22. Le camp d’internement de Mulsanne, près du Mans, est ouvert par le gouvernement de Vichy pour accueillir, de 1940 à 1945, plusieurs centaines de familles nomades de l’ouest de la France (Romanichels, Gitans, Tsiganes) dont certaines sont ensuite envoyées vers des camps de service de travail obligatoire ou des camps de concentration. L’œuvre de Rogerol est probablement disparue.

 

23. La céramique, exercée seulement par de rares spécialistes, est un art difficile entre tous, où l’œuvre, au cours des différentes phases de cuisson, de dégraissage puis d’émaillage, est maintes fois menacée de destruction partielle ou totale. La fabrique de céramique établie rue Victor Hugo à Douai en 1780 par des artisans anglais, a fermé ses portes peu après 1820. Les faïences fines de Douai (ou grès anglais) étaient de haute qualité et rivalisaient le biscuit de Sèvres (Dieudonné, Statistique du département du Nord, Douai 1804, t.
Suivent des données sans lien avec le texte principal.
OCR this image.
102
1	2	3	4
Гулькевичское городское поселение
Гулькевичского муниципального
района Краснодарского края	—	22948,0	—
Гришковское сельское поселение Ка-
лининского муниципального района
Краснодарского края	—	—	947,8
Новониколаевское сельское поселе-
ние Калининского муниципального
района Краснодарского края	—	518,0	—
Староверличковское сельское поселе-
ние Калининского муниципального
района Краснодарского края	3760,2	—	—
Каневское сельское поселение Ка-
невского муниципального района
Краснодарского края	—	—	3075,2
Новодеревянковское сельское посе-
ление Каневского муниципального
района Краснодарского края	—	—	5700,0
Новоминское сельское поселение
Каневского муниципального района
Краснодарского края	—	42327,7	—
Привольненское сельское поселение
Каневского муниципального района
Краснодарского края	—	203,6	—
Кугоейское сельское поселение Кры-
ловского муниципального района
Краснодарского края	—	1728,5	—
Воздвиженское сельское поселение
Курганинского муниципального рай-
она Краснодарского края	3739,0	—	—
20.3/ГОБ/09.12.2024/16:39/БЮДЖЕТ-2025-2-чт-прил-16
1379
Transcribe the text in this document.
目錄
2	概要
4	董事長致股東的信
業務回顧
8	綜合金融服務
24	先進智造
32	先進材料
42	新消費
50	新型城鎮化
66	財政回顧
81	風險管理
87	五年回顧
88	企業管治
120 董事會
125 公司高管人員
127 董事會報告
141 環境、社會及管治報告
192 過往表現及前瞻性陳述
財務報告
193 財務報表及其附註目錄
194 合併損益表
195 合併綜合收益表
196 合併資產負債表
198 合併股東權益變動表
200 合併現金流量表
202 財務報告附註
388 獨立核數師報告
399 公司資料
II  p.108) ; elles se sont exportées dans les manufactures de Montereau, Creil, Choisy-le-Roi, Chantilly. Contemporain d’Henri Rogerol, le douaisien Charles Catteau (1880-1966) contribua également au renouveau de la céramique : diplômé de l’École de céramique de Sèvres (1902), il porta la manufacture wallonne de Bosch-frères, à La Louvière, aux premiers rangs dans le style de l’Art déco (1906-1950).

 

24. Durant la Première Guerre, au camp de prisonniers civils de Holzminden, Henri Rogerol est puni « pour avoir fumé dans la baraque » : il est attaché à un poteau, pendant plusieurs heures, sans pouvoir boire ni manger. La photo de son supplice est publiée en page de couverture de la célèbre revue hebdomadaire Le Miroir, dans son numéro du 26 décembre 1915, avec la légende : Russe et Français « au poteau » dans un camp de prisonniers en Allemagne.